Me quedé con ganas de agradecerle pero no regresó. Un par de días después, camino al aeropuerto me vuelve a visitar y me dice, socarrón: "Che ¿ustedes nunca se preguntaron qué hacía aquel halcón solitario que en el partido Argentina-Inglaterra estaba en el círculo central del estadio Azteca, justo cuando el Diego recibió el pase del negro Enrique? ¿No vieron que estaba picoteando en el pasto, seguramente buscando gusanitos? ¿Y no se avivaron que emprendió vuelo ni bien el Diego hizo el primer enganche, voló raudo hacia el arco de Shilton, se paró unos segundos en el travesaño y luego salió volando fuera del Estadio?”

“Bueno”, continúa con tono condescendiente Yasir: “ese era yo. Sabía que el Diego estaba por hacer una genialidad y que necesitaba una ayudita.
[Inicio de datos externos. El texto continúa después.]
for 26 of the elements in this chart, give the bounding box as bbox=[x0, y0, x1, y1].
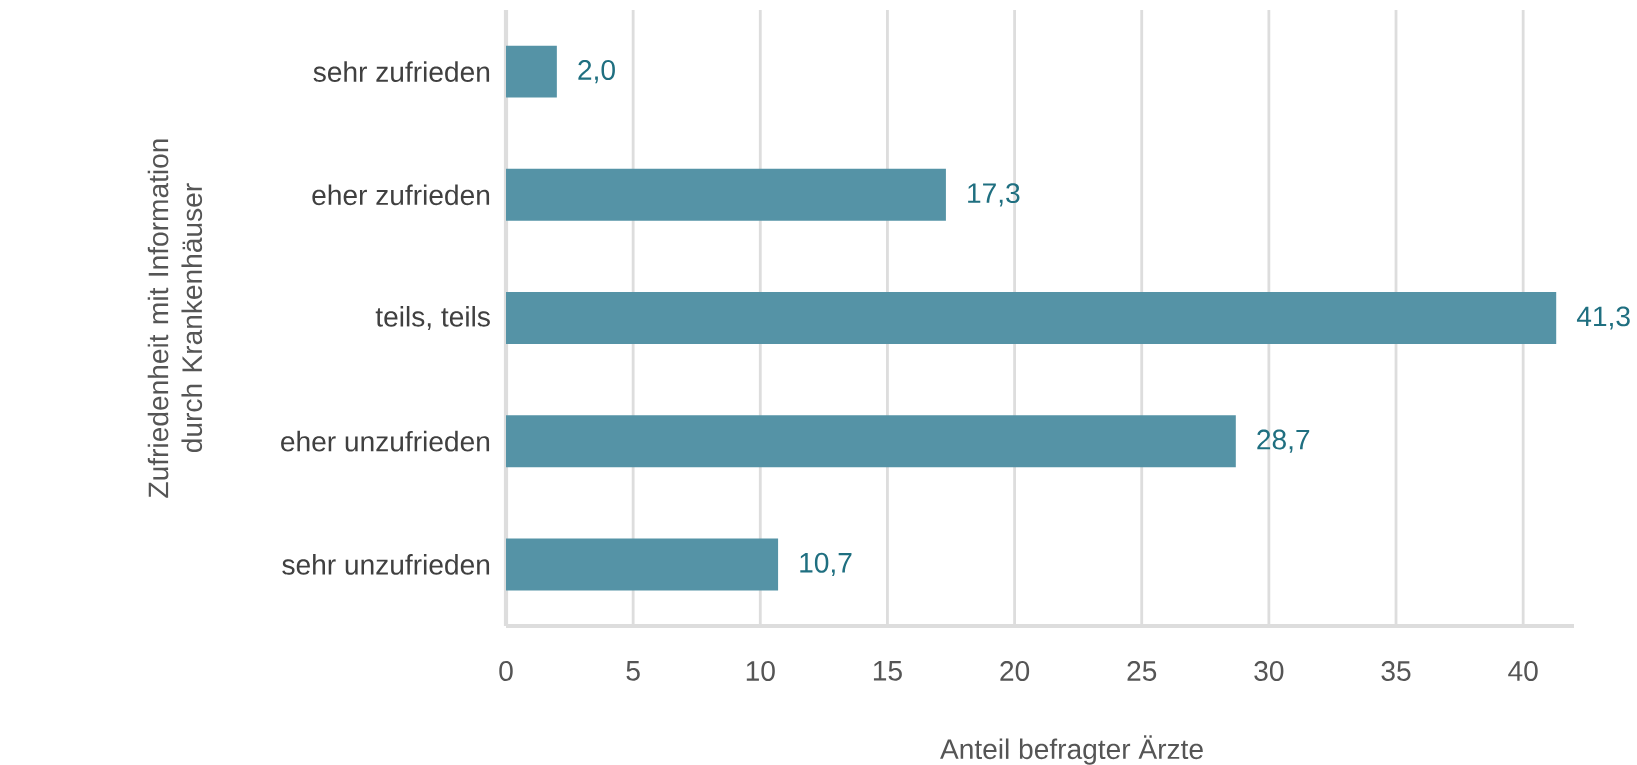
y-tick-label: eher zufrieden bbox=[312, 184, 490, 206]
x-tick-label: 20 bbox=[1000, 661, 1030, 681]
data-label: 28,7 bbox=[1257, 429, 1310, 453]
bar bbox=[506, 538, 779, 591]
y-tick-label: sehr zufrieden bbox=[313, 61, 490, 82]
y-tick-label: eher unzufrieden bbox=[281, 430, 490, 452]
bar bbox=[506, 45, 557, 98]
data-label: 2,0 bbox=[578, 60, 615, 84]
x-tick-label: 5 bbox=[626, 661, 640, 681]
data-label: 10,7 bbox=[800, 552, 852, 577]
y-axis-title: Zufriedenheit mit Information durch Krankenhäuser bbox=[147, 139, 203, 498]
data-label: 41,3 bbox=[1576, 306, 1630, 330]
x-tick-label: 35 bbox=[1381, 661, 1411, 681]
y-tick-label: teils, teils bbox=[375, 306, 490, 330]
x-axis-title: Anteil befragter Ärzte bbox=[940, 735, 1203, 765]
bar bbox=[506, 292, 1557, 345]
data-label: 17,3 bbox=[968, 183, 1020, 207]
x-tick-label: 40 bbox=[1508, 661, 1538, 681]
bar bbox=[506, 415, 1236, 468]
x-tick-label: 30 bbox=[1254, 661, 1284, 681]
x-tick-label: 10 bbox=[746, 661, 775, 681]
x-tick-label: 25 bbox=[1127, 661, 1157, 681]
x-tick-label: 0 bbox=[499, 661, 513, 681]
x-tick-label: 15 bbox=[873, 661, 902, 681]
bar bbox=[506, 168, 946, 221]
y-tick-label: sehr unzufrieden bbox=[282, 554, 490, 575]
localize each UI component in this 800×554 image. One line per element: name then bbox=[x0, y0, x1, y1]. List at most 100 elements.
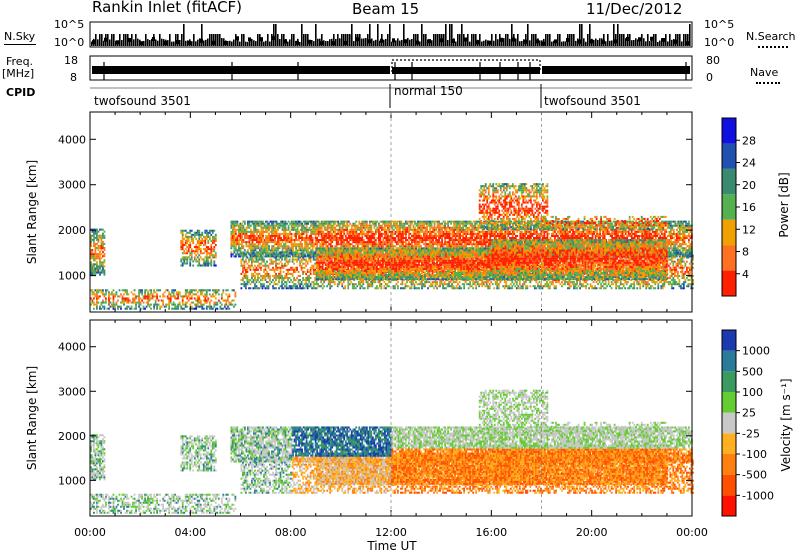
power-cell bbox=[204, 242, 206, 244]
nsky-bar bbox=[649, 41, 651, 46]
power-cell bbox=[521, 231, 523, 233]
power-cell bbox=[102, 263, 104, 265]
power-cell bbox=[206, 295, 208, 297]
power-cell bbox=[204, 297, 206, 299]
power-cell bbox=[267, 243, 269, 245]
power-cell bbox=[174, 295, 176, 297]
power-cell bbox=[468, 227, 470, 229]
nsky-bar bbox=[435, 34, 437, 46]
power-cell bbox=[209, 232, 211, 234]
power-cell bbox=[188, 295, 190, 297]
power-cell bbox=[152, 293, 154, 295]
power-cell bbox=[191, 252, 193, 254]
power-cell bbox=[489, 237, 491, 239]
power-cell bbox=[236, 237, 238, 239]
power-cell bbox=[182, 242, 184, 244]
power-cell bbox=[173, 302, 175, 304]
nsky-bar bbox=[95, 34, 97, 46]
power-cell bbox=[206, 291, 208, 293]
power-cell bbox=[486, 235, 488, 237]
power-cell bbox=[203, 308, 205, 310]
power-cell bbox=[274, 237, 276, 239]
nsearch-mark bbox=[428, 39, 431, 43]
power-cell bbox=[144, 291, 146, 293]
power-cell bbox=[395, 239, 397, 241]
power-cell bbox=[536, 229, 538, 231]
power-cell bbox=[138, 293, 140, 295]
power-cell bbox=[337, 221, 339, 223]
power-cell bbox=[93, 308, 95, 310]
power-cell bbox=[399, 229, 401, 231]
power-cell bbox=[201, 293, 203, 295]
power-cell bbox=[544, 233, 546, 235]
power-cell bbox=[361, 237, 363, 239]
nsky-bar bbox=[471, 34, 473, 46]
power-cell bbox=[207, 297, 209, 299]
nsky-bar bbox=[563, 41, 565, 46]
nsky-bar bbox=[281, 34, 283, 46]
nsky-bar bbox=[657, 42, 659, 46]
power-cell bbox=[255, 227, 257, 229]
power-cell bbox=[441, 239, 443, 241]
nsky-bar bbox=[145, 34, 147, 46]
power-cell bbox=[268, 233, 270, 235]
power-cell bbox=[95, 259, 97, 261]
power-cell bbox=[441, 237, 443, 239]
power-cell bbox=[104, 272, 106, 274]
power-cell bbox=[185, 244, 187, 246]
nsky-bar bbox=[677, 34, 679, 46]
nsky-bar bbox=[521, 41, 523, 46]
power-cell bbox=[189, 304, 191, 306]
power-cell bbox=[128, 306, 130, 308]
power-cell bbox=[243, 247, 245, 249]
power-cell bbox=[587, 235, 589, 237]
nsearch-mark bbox=[542, 42, 545, 46]
power-cell bbox=[207, 265, 209, 267]
nsearch-mark bbox=[650, 37, 653, 41]
power-cell bbox=[104, 237, 106, 239]
power-cell bbox=[198, 246, 200, 248]
power-cell bbox=[384, 227, 386, 229]
power-cell bbox=[162, 302, 164, 304]
power-cell bbox=[441, 229, 443, 231]
power-cell bbox=[230, 255, 232, 257]
power-cell bbox=[459, 237, 461, 239]
nsky-bar bbox=[263, 42, 265, 46]
nsky-bar bbox=[467, 34, 469, 46]
nsky-bar bbox=[159, 34, 161, 46]
power-cell bbox=[182, 265, 184, 267]
power-cell bbox=[191, 256, 193, 258]
nsky-bar bbox=[131, 34, 133, 46]
power-cell bbox=[236, 223, 238, 225]
power-cell bbox=[557, 235, 559, 237]
power-cell bbox=[387, 233, 389, 235]
power-cell bbox=[530, 237, 532, 239]
power-cell bbox=[246, 243, 248, 245]
power-cell bbox=[99, 259, 101, 261]
power-cell bbox=[312, 247, 314, 249]
power-cell bbox=[581, 237, 583, 239]
power-cell bbox=[93, 302, 95, 304]
power-cell bbox=[140, 297, 142, 299]
nsky-bar bbox=[457, 34, 459, 46]
power-cell bbox=[162, 300, 164, 302]
nsky-bar bbox=[143, 41, 145, 46]
power-cell bbox=[161, 306, 163, 308]
power-cell bbox=[209, 289, 211, 291]
power-cell bbox=[234, 295, 236, 297]
nsky-bar bbox=[481, 41, 483, 46]
nsearch-mark bbox=[578, 40, 581, 44]
power-cell bbox=[195, 308, 197, 310]
power-cell bbox=[191, 295, 193, 297]
nsky-bar bbox=[611, 40, 613, 46]
power-cell bbox=[312, 249, 314, 251]
nsky-bar bbox=[533, 34, 535, 46]
power-cell bbox=[300, 241, 302, 243]
nsearch-mark bbox=[500, 38, 503, 42]
power-cell bbox=[307, 231, 309, 233]
power-cell bbox=[159, 295, 161, 297]
power-cell bbox=[233, 251, 235, 253]
power-cell bbox=[572, 229, 574, 231]
power-cell bbox=[340, 233, 342, 235]
power-cell bbox=[203, 252, 205, 254]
Y Horus, Dios supremo del mundo árabe, no podía ser indiferente ante una obra maestra como el segundo gol a los ingleses, con quienes tenemos muchos temitas para conversar por las cosas que les hicieron a nuestra gente.”

Quedé estupefacto ante esta revelación. Recordé el relato de Víctor Hugo: “¡De qué planeta viniste, barrilete cósmico!” y caí en la cuenta que estaba moviéndome en un territorio que trascendía al prosaico materialismo de la cultura occidental y que el relator era consciente, o no, de ello. No tuve tiempo para más cavilaciones porque Yasir desplegó con elegancia sus alas y emprendió vuelo. Cuando reapareció, en Chapadmalal, se repitió la historia: posándose delicadamente en mi hombro me dijo: “Sé que en las presidenciales de octubre se juegan un partido más jodido todavía que el que le ganaron a los franceses, y van a necesitar ayuda. Así que te quería poner sobre aviso para que no te sorprendas cuando me veas por aquí. Será muy difícil, habrá mucha angustia y mucho sufrimiento, pero van a ganar. Se lo merecen.” Y volvió a partir raudo hacia los cielos. Lo seguí con la mirada, demudado pero inmensamente feliz porque sentí una extraña pero agradable vibración: era el optimismo que regresaba a mi cuerpo.